In the description of the embodiments of the present utility model, it should be noted that the terms "center", "longitudinal", "lateral", "upper", "lower", "front", "rear", "left", "right", "vertical", "horizontal", "top", "bottom", "inner", "outer", etc. indicate orientations or positional relationships based on the orientations or positional relationships shown in the drawings, are merely for convenience in describing the embodiments of the present utility model and simplifying the description, and do not indicate or imply that the apparatus or elements referred to must have a specific orientation, be configured and operated in a specific orientation, and thus should not be construed as limiting the embodiments of the present utility model. Furthermore, the terms "first," "second," and "third" are used for descriptive purposes only and are not to be construed as indicating or implying relative importance.

In describing embodiments of the present utility model, it should be noted that, unless explicitly stated and limited otherwise, the terms "coupled," "coupled," and "connected" should be construed broadly, and may be either a fixed connection, a removable connection, or an integral connection, for example; can be mechanically or electrically connected; can be directly connected or indirectly connected through an intermediate medium. The specific meaning of the above terms in embodiments of the present utility model will be understood in detail by those of ordinary skill in the art.

In embodiments of the utility model, unless expressly specified and limited otherwise, a first feature "up" or "down" on a second feature may be that the first and second features are in direct contact, or that the first and second features are in indirect contact via an intervening medium. Moreover, a first feature being "above," "over" and "on" a second feature may be a first feature being directly above or obliquely above the second feature, or simply indicating that the first feature is level higher than the second feature. The first feature being "under", "below" and "beneath" the second feature may be the first feature being directly under or obliquely below the second feature, or simply indicating that the first feature is less level than the second feature.

In the description of the present specification, a description referring to terms "one embodiment," "some embodiments," "examples," "specific examples," or "some examples," etc., means that a particular feature, structure, material, or characteristic described in connection with the embodiment or example is included in at least one embodiment or example of the embodiments of the present utility model. In this specification, schematic representations of the above terms are not necessarily directed to the same embodiment or example. Furthermore, the particular features, structures, materials, or characteristics described may be combined in any suitable manner in any one or more embodiments or examples. Furthermore, the different embodiments or examples described in this specification and the features of the different embodiments or examples may be combined and combined by those skilled in the art without contradiction.

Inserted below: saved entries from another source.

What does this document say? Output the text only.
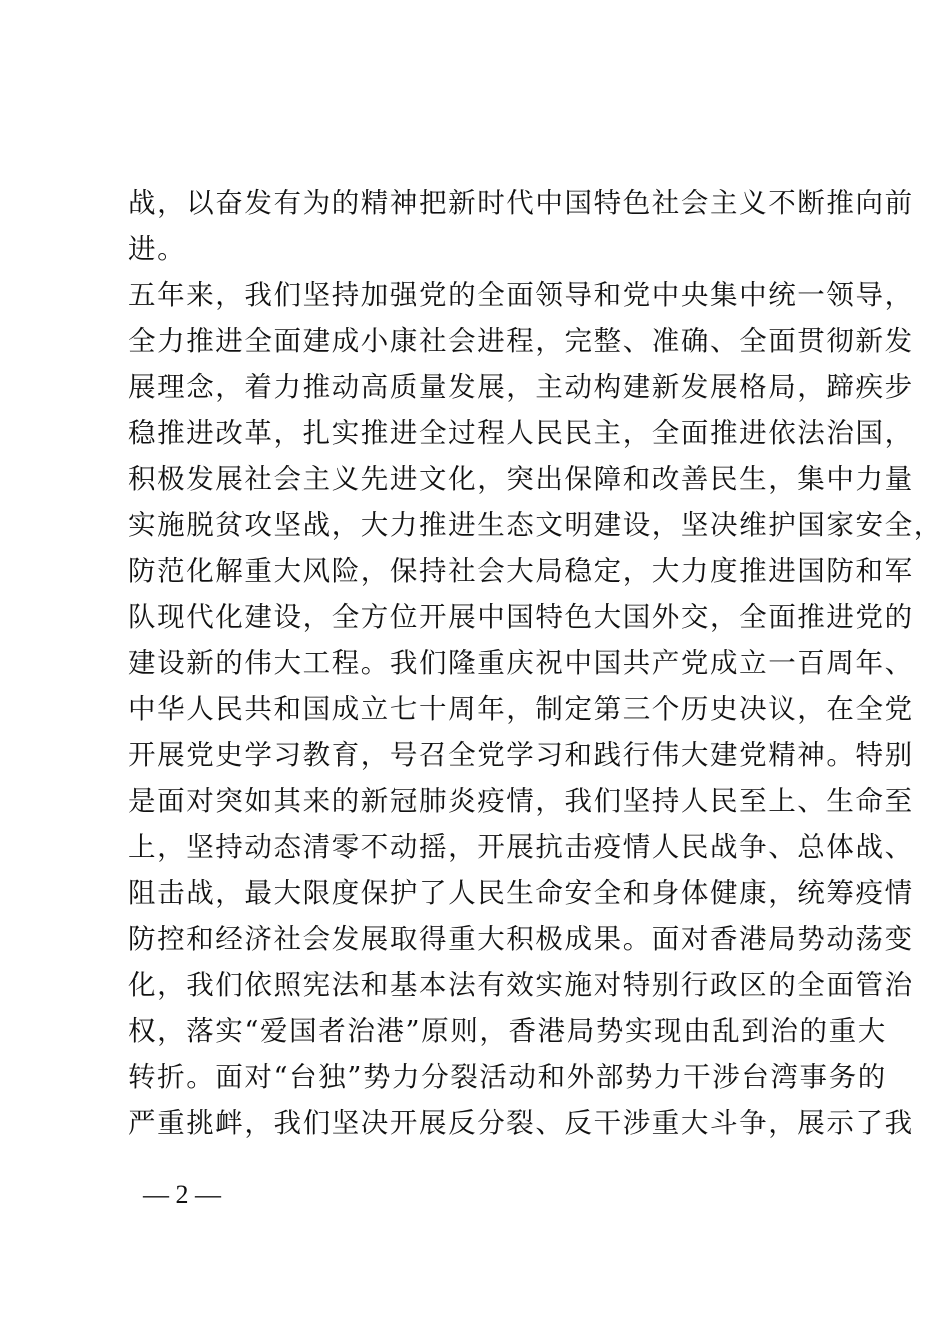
战，以奋发有为的精神把新时代中国特色社会主义不断推向前
进。
五年来，我们坚持加强党的全面领导和党中央集中统一领导，
全力推进全面建成小康社会进程，完整、准确、全面贯彻新发
展理念，着力推动高质量发展，主动构建新发展格局，蹄疾步
稳推进改革，扎实推进全过程人民民主，全面推进依法治国，
积极发展社会主义先进文化，突出保障和改善民生，集中力量
实施脱贫攻坚战，大力推进生态文明建设，坚决维护国家安全，
防范化解重大风险，保持社会大局稳定，大力度推进国防和军
队现代化建设，全方位开展中国特色大国外交，全面推进党的
建设新的伟大工程。我们隆重庆祝中国共产党成立一百周年、
中华人民共和国成立七十周年，制定第三个历史决议，在全党
开展党史学习教育，号召全党学习和践行伟大建党精神。特别
是面对突如其来的新冠肺炎疫情，我们坚持人民至上、生命至
上，坚持动态清零不动摇，开展抗击疫情人民战争、总体战、
阻击战，最大限度保护了人民生命安全和身体健康，统筹疫情
防控和经济社会发展取得重大积极成果。面对香港局势动荡变
化，我们依照宪法和基本法有效实施对特别行政区的全面管治
权，落实“爱国者治港”原则，香港局势实现由乱到治的重大
转折。面对“台独”势力分裂活动和外部势力干涉台湾事务的
严重挑衅，我们坚决开展反分裂、反干涉重大斗争，展示了我
— 2 —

In daily life, people are indispensable to drink water or beverage, drink and the like. Generally, in order to ensure the safety and health of drinking water and avoid damage to intestines and stomach of a human body, water needs to be heated to a boiling state in a heating mode or is drunk after being boiled for a certain time. Namely, the high temperature during boiling is utilized to disinfect and sterilize some germs or viruses contained in the water, so that the health and safety of drinking water are ensured.

It will be appreciated that it is generally not possible to heat only one cup of water or a single bite of water at a time, in order to increase efficiency; that is, the amount of water boiled per heating is typically greater than the actual amount of water one needs to reference. Thus, after people drink, the rest part of water can be gradually cooled down, and especially in winter, the cooling speed of the water is higher. When the water is drunk again, the water needs to be heated again, and the redundant energy consumption is caused.

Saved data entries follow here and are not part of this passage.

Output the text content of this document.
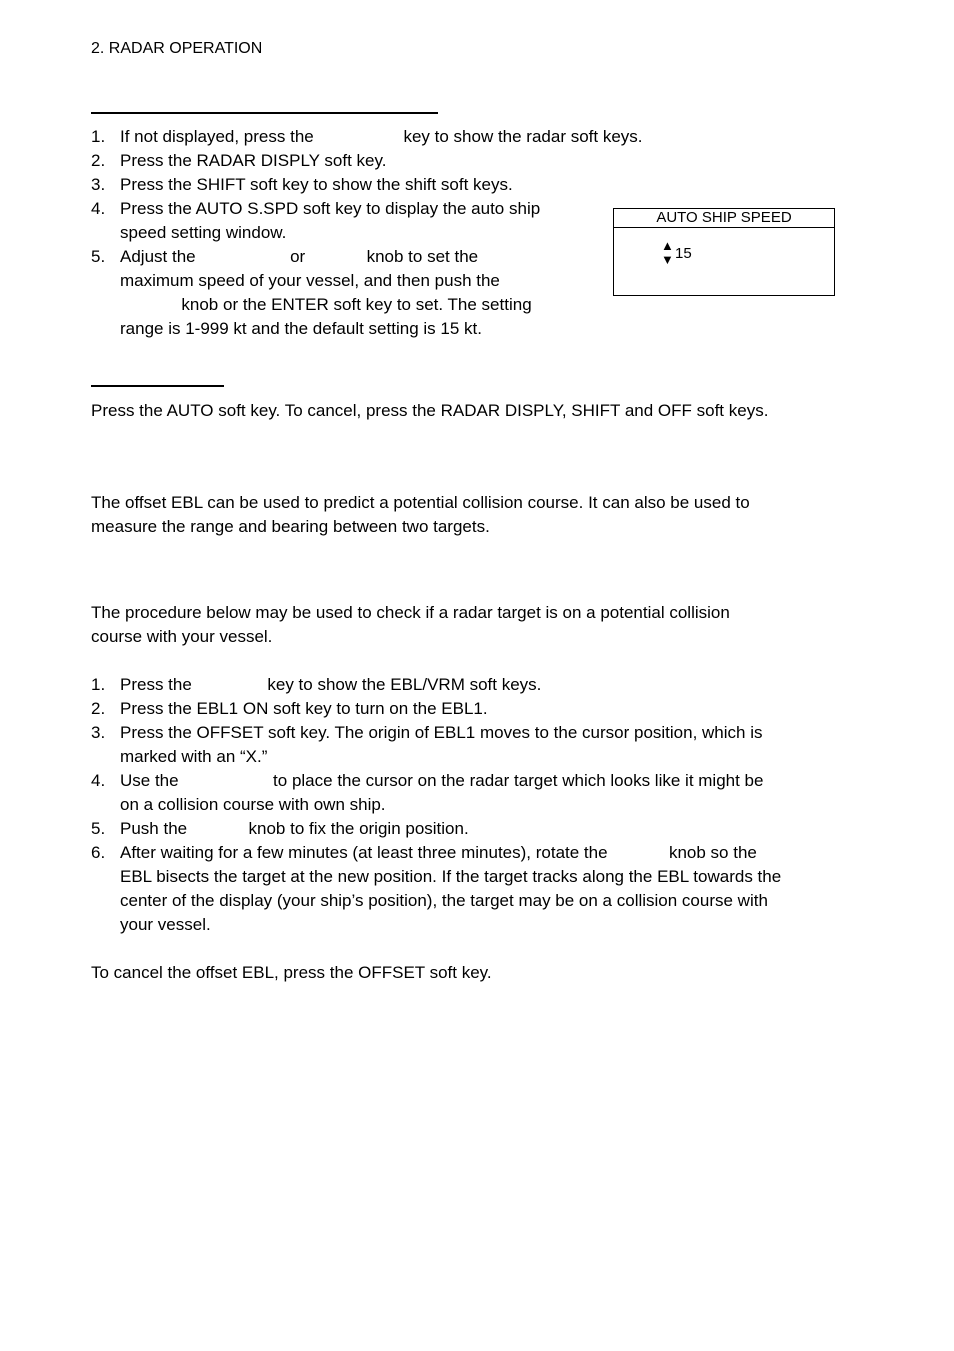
2. RADAR OPERATION
1. If not displayed, press the                   key to show the radar soft keys.
2. Press the RADAR DISPLY soft key.
3. Press the SHIFT soft key to show the shift soft keys.
4. Press the AUTO S.SPD soft key to display the auto ship
speed setting window.
5. Adjust the                    or             knob to set the
maximum speed of your vessel, and then push the
knob or the ENTER soft key to set. The setting
range is 1-999 kt and the default setting is 15 kt.
AUTO SHIP SPEED
▲
▼ 15
Press the AUTO soft key. To cancel, press the RADAR DISPLY, SHIFT and OFF soft keys.
The offset EBL can be used to predict a potential collision course. It can also be used to
measure the range and bearing between two targets.
The procedure below may be used to check if a radar target is on a potential collision
course with your vessel.
1. Press the                key to show the EBL/VRM soft keys.
2. Press the EBL1 ON soft key to turn on the EBL1.
3. Press the OFFSET soft key. The origin of EBL1 moves to the cursor position, which is
marked with an “X.”
4. Use the                    to place the cursor on the radar target which looks like it might be
on a collision course with own ship.
5. Push the             knob to fix the origin position.
6. After waiting for a few minutes (at least three minutes), rotate the             knob so the
EBL bisects the target at the new position. If the target tracks along the EBL towards the
center of the display (your ship’s position), the target may be on a collision course with
your vessel.
To cancel the offset EBL, press the OFFSET soft key.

In the related art, a heat-insulating kettle is adopted to insulate, and an inner container of the heat-insulating kettle is generally made into a double-layer structure, for example, the inner container is formed by punching and welding two layers of stainless steel; then, the space between the two stainless steel layers is evacuated again, and it is generally necessary to maintain the absolute pressure in the space between the two stainless steel layers to 0.001Pa. Thereby reducing the convection heat exchange between the inner container and the air in the external environment and ensuring the heat preservation effect on the hot water in the inner container.

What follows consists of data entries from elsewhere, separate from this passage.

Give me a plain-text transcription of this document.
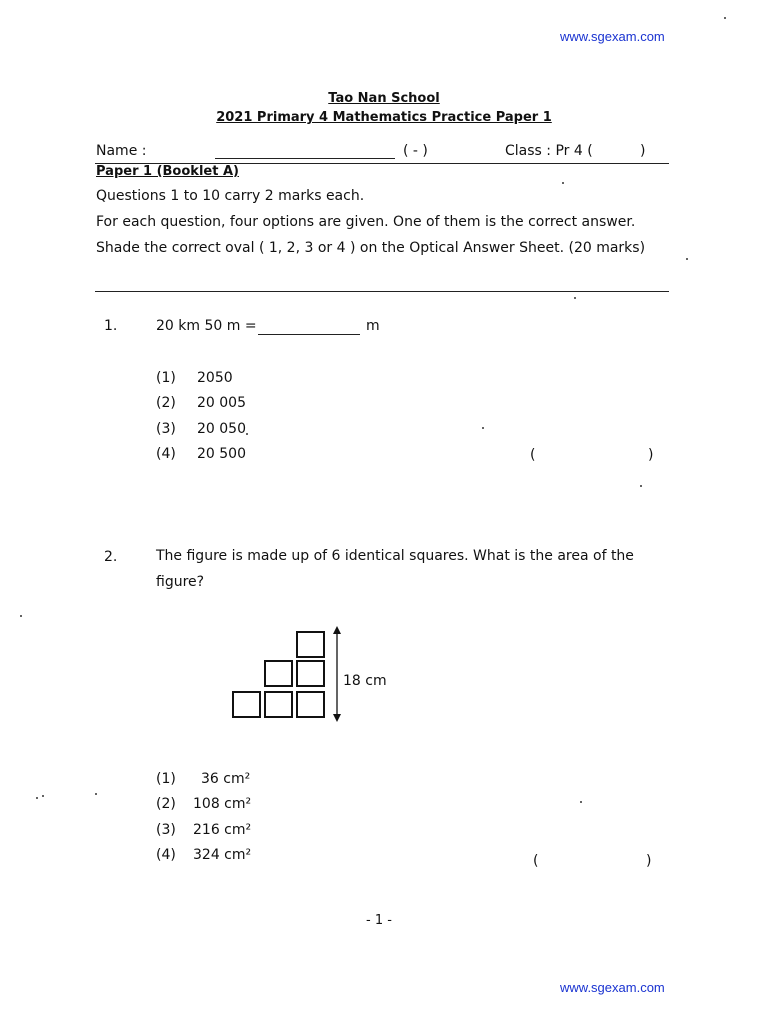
www.sgexam.com
Tao Nan School
2021 Primary 4 Mathematics Practice Paper 1
Name :	( - )	Class : Pr 4 (	)
Paper 1 (Booklet A)
Questions 1 to 10 carry 2 marks each.
For each question, four options are given. One of them is the correct answer.
Shade the correct oval ( 1, 2, 3 or 4 ) on the Optical Answer Sheet. (20 marks)
1.	20 km 50 m =	m
(1)	2050
(2)	20 005
(3)	20 050
(4)	20 500	(	)
2.	The figure is made up of 6 identical squares. What is the area of the
figure?
18 cm
(1)	36 cm²
(2)	108 cm²
(3)	216 cm²
(4)	324 cm²	(	)
- 1 -
www.sgexam.com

However, in the related art, the absolute pressure in the gap between the two layers of stainless steel needs to be pumped to 0.001Pa, which has high requirements on a vacuum pump and high difficulty in vacuumizing.

Fig. 1 is a schematic view of the overall structure of a liquid heating assembly according to an embodiment of the present utility model.

Referring to fig. 1, in view of the technical problems existing in the related art, an embodiment of the present utility model provides a liquid heating assembly 10, including: a container liner 110 and a hermetic case 120.

Specifically, in embodiments of the present utility model, the container liner 110 may be formed using stainless steel stamping, for example, in some examples, the container liner 110 may be food grade stainless steel, such as 304 stainless steel. It will be appreciated that the container liner 110 has a receiving cavity 111 formed therein, and the receiving cavity 111 may be used for receiving articles requiring thermal insulation, for example, hot water or food may be stored in the receiving cavity 111. As noted herein, in some examples, the container liner 110 may also contain cold water (e.g., chilled cold water), or a cool beverage, etc. The type of articles stored in the container liner 110 is not limited in this embodiment of the present utility model.

It is understood that in some examples, the items within the container liner 110 that require insulation may be placed within the container liner 110 after external heating. For example, water may be boiled by a gas range, or the like, and then added to the container liner 110 to be kept warm.

In other possible examples, water may be added to the container liner 110 and then the water in the container liner 110 is heated. For example, referring to fig. 1, a heating element 130 may be provided at the bottom of the container liner 110, and water in the container liner 110 may be heated by the heating element 130.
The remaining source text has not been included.